Podobny mechanizm obserwujemy także w przypadku WOŚP, nie mam ochoty wdawać się w kolejną awanturę o Owsiaka i jego inicjatywę, jednak mamy tutaj do czynienia z typowym przykładem szantażu emocjonalnego, który od lat jest głównym powodem, dla którego nie rzucam do puszek z serduszkiem. Staram się wspierać organizacje charytatywne, natomiast nie lubię czuć się do tego zmuszanym, tymczasem w przypadku WOŚP ciągle słyszymy: “życzę ci, aby twojemu dziecku odmówiono sprzętu od Owsiaka”, “nie wspierasz WOŚP, jesteś bez serca! Ale na Rydzyka to dajesz obłudny katolu” i tym podobne.
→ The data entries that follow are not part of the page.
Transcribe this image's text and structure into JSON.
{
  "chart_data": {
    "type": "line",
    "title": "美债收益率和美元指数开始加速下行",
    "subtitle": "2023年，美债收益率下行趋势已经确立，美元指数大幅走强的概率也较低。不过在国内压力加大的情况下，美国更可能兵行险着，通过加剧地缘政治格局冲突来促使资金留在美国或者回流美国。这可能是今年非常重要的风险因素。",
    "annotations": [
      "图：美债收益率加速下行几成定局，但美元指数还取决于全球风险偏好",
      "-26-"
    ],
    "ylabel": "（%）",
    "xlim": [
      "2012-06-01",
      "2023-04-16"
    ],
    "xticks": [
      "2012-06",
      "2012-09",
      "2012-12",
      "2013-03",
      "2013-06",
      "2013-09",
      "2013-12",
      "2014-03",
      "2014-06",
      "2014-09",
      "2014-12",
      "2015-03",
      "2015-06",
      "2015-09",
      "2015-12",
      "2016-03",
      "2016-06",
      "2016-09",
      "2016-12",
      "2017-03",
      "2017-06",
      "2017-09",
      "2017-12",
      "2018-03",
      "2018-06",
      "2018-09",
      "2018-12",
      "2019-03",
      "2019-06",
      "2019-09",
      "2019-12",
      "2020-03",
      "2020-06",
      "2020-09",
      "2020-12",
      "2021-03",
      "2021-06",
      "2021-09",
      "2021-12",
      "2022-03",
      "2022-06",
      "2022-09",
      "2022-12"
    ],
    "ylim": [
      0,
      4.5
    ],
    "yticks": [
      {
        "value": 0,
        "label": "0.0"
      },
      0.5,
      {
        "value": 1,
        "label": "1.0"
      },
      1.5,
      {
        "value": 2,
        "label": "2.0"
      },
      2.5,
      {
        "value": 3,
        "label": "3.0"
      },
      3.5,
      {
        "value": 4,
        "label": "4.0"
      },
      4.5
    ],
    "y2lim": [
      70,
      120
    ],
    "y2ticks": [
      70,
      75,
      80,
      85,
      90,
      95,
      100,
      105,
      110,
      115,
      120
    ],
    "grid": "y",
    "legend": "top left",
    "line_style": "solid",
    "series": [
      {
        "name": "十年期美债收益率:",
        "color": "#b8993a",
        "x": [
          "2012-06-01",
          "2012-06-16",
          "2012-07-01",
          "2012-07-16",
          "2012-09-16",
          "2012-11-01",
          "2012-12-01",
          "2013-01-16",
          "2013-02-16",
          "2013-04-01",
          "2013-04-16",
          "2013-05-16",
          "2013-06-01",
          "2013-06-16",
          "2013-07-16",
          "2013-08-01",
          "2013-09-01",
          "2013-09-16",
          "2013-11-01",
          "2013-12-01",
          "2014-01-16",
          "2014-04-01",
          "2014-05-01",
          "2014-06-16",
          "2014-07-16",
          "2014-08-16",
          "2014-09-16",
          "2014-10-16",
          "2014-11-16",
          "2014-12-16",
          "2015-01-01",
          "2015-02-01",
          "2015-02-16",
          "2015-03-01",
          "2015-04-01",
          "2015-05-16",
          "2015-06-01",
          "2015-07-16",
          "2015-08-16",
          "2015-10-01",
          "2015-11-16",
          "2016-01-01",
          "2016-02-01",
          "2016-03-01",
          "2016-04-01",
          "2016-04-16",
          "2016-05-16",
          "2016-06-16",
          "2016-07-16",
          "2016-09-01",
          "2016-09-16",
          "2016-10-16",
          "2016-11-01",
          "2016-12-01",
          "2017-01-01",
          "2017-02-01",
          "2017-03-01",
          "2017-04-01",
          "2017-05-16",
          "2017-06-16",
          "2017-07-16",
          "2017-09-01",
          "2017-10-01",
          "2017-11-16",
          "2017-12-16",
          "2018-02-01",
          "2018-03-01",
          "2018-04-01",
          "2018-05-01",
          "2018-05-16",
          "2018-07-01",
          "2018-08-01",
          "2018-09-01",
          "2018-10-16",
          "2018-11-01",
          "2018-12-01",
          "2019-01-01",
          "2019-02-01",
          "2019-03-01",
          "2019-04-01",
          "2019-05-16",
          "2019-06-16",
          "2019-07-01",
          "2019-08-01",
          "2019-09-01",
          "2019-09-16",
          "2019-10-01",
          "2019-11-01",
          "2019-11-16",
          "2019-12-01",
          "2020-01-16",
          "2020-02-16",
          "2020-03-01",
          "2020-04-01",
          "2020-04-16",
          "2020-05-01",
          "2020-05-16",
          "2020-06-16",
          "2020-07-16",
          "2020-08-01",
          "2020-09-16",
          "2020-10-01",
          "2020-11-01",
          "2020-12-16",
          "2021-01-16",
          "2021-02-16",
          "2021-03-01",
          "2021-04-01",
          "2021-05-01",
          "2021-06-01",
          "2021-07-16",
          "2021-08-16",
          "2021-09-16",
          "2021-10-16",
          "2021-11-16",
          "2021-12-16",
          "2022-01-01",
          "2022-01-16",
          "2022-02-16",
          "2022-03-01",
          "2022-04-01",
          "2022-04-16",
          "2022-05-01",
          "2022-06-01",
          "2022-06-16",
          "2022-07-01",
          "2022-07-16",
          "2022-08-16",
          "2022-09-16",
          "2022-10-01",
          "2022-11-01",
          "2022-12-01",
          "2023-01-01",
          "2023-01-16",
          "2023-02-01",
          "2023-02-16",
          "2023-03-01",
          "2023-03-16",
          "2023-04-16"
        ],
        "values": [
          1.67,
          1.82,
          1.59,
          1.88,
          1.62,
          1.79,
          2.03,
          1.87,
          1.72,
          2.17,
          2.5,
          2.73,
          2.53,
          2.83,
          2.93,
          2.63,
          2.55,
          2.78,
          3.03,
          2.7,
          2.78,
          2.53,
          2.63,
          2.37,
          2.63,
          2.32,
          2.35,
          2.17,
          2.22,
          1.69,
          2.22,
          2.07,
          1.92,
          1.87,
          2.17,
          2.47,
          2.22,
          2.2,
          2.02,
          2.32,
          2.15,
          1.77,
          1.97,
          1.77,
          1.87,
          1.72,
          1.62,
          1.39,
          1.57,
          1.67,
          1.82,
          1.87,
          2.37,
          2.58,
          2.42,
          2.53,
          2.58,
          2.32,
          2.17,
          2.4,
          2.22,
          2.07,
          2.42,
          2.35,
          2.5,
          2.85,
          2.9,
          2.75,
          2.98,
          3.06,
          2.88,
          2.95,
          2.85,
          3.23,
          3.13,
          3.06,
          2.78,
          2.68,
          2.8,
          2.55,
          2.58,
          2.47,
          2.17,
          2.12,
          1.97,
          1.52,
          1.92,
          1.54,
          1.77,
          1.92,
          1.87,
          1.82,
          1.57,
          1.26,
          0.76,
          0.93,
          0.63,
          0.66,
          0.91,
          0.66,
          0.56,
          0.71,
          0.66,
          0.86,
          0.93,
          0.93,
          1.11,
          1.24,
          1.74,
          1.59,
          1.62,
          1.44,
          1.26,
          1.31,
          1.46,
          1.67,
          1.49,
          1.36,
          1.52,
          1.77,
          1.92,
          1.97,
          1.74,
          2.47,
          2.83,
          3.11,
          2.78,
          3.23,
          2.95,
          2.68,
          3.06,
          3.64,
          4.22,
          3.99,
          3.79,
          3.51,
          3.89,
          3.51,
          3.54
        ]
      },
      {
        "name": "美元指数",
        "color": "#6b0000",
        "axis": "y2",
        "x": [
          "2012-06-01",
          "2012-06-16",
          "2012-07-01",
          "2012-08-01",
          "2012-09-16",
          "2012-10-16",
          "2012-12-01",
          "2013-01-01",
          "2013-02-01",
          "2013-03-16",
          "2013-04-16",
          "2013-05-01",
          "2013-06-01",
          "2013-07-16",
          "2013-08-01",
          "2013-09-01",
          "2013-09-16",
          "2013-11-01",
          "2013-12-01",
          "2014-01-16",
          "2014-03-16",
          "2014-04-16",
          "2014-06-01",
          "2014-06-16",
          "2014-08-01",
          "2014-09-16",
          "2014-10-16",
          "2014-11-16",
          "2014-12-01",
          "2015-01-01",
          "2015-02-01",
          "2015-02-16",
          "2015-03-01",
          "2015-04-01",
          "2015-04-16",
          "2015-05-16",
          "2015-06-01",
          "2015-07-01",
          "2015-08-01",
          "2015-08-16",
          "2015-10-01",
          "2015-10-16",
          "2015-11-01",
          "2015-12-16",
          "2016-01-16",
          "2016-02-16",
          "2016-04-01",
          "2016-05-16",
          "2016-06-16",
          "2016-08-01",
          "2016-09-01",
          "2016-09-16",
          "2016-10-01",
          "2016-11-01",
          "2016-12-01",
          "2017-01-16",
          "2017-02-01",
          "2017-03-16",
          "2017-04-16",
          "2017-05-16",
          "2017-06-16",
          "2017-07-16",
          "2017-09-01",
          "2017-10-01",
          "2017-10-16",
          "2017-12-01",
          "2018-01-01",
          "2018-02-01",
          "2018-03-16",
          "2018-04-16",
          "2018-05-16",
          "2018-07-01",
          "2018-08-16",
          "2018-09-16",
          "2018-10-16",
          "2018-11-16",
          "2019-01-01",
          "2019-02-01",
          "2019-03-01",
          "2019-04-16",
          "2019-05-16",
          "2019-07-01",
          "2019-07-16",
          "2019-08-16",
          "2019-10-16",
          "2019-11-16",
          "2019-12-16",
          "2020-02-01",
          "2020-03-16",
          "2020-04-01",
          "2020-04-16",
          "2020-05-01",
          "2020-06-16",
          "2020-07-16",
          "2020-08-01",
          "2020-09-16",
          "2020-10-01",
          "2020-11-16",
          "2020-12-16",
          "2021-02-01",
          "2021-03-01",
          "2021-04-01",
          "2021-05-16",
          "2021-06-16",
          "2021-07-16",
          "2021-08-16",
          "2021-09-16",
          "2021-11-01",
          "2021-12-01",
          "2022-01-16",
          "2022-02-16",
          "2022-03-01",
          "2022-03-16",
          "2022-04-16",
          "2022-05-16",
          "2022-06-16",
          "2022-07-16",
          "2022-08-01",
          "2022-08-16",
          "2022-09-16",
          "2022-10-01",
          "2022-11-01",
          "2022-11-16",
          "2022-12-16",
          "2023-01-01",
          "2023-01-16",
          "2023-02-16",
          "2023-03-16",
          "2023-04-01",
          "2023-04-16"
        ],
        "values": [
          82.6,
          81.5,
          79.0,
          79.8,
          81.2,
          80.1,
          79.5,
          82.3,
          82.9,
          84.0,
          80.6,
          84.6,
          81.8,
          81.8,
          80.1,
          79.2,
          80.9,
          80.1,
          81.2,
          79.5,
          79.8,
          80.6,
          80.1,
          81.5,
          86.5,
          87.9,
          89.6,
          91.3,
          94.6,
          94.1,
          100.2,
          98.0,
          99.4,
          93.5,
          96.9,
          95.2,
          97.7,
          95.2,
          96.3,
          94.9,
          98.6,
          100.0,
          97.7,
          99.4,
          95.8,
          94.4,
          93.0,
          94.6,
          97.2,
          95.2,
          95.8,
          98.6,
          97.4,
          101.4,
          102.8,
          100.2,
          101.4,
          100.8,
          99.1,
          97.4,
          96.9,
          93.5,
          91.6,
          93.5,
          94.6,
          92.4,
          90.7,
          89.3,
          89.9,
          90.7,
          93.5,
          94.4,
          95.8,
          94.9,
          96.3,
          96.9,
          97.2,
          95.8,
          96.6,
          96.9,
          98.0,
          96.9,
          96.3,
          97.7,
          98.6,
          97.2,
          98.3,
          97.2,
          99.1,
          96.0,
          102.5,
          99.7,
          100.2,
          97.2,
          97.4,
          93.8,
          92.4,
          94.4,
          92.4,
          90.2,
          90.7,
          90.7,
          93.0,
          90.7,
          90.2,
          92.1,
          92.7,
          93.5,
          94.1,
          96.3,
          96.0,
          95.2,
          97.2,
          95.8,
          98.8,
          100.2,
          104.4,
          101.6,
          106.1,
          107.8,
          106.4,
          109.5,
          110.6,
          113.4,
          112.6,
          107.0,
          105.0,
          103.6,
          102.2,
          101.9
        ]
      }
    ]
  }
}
Wrzucając raz w roku 5 złotych do oznaczonej serduszkiem puszki, kupuje się moralną wyższość, certyfikat dobrego człowieka o wielkim  serduszku, jakże innego od tych złych i podłych, którzy pełni katolskiej nienawiści nie dali na Owsiaka! Tylko rzucili otyłemu proboszczowi na tacę! Zawsze wtedy przypomina mi się historia z Ewangelii o modlącym się faryzeuszu, dziękującym Bogu, za to, że jest dobry, a nie taki jak ten celnik. Dzisiejszy faryzeusz na pewno rzuciłby do puszki nawet dychę! To on jest dobry i wielkoduszny, taki jak celebryci w mediach, bo pomógł raz w roku, w przeciwieństwie do ludzi, którzy pomagają regularnie, przeznaczając dużo czasu, pracy i pieniędzy, ale nie wrzucili akurat do tej jednej konkretnej puszki. Puszki, która w cudowny sposób oddziela ludzi dobrych od złych, wielkodusznych, od obojętnych na krzywdę chorych dzieci (gdybym był złośliwy, zastanowiłbym się, po której ze tron zobaczymy uczestników wściekłych marszów z piorunami, ale przecież wiadomo, że nie jestem).

 

 

 

Taktykę szantażu emocjonalnego liberałowie stosują także w temacie tęczowych, z wymiernymi sukcesami - dzisiaj udział w paradzie równości jest czymś modnym, zwłaszcza młodzi ludzie i mieszkańcy wielkich miast deklarują swoją pełną “tolerancję”, mało kto, na określenie wiadomej mniejszości, używa nazwy części napędowej roweru. Jeszcze dziesięć lat temu sytuacja nie do pomyślenia. Z pewnymi zachowaniami oswajają widzów seriale, ale również media piszące o biednych i prześladowanych “ludziach lgbtqwerty”, “społeczności lgbtrtvagd” (doprawdy nie wiem jaki skrót aktualnie obowiązuje), przedstawiając ich jako super, wspaniałych, pozytywnych, nowoczesnych, ale niestety cierpiących z powodu Kościoła, PiS-u, faszystów i zaściankowości Polaków. Czytelnik czy widz przed telewizorem chce bronić tych biednych i pokrzywdzonych, niewinnych. W końcu chce być dobrym i tolerancyjnym człowiekiem. Portal na literkę O. przed drugą turą płakał, że wygrana Andrzeja Dudy spowoduje tragedię “ludzi lgbtabcd” i straszył, że będą musieli masowo emigrować z Polski. 

 

 

 

Dlaczego ta perfidna metoda jest tak chętnie stosowana przez media? Przede wszystkim, dlatego, że jest skuteczna, pozwala na bardzo sprawne manipulowanie masowym odbiorcą. Każdy zdrowy psychicznie człowiek chce być dobry, przyzwoity, stanąć po właściwej stronie. Dziennikarze o tym doskonale wiedzą, stąd też wstrząsające tytuły i zdjęcia, apelowanie do sumienia czytelnika. Obrona wolności, praw kobiet, walka z tyranią i niesprawiedliwością, biedne dzieci “uchodźców”, pokazywanie drugiej strony jako złych, agresywnych i nienawidzących. Każdy chce być dobry i uczestniczyć w postępie i budowie nowego, wspaniałego świata! Nikt nie chce być tym złym, zacofanym, a przede wszystkim BEZ SERCA! Możemy się śmiać z wiadomego portalu, że teksty na nim wyglądają jakby osoby o IQ 70, pisały dla swoich kolegów z ilorazem inteligencji równym 40, ale nie możemy być ślepi i nie dostrzegać, że są w swojej działalności piekielnie skuteczni.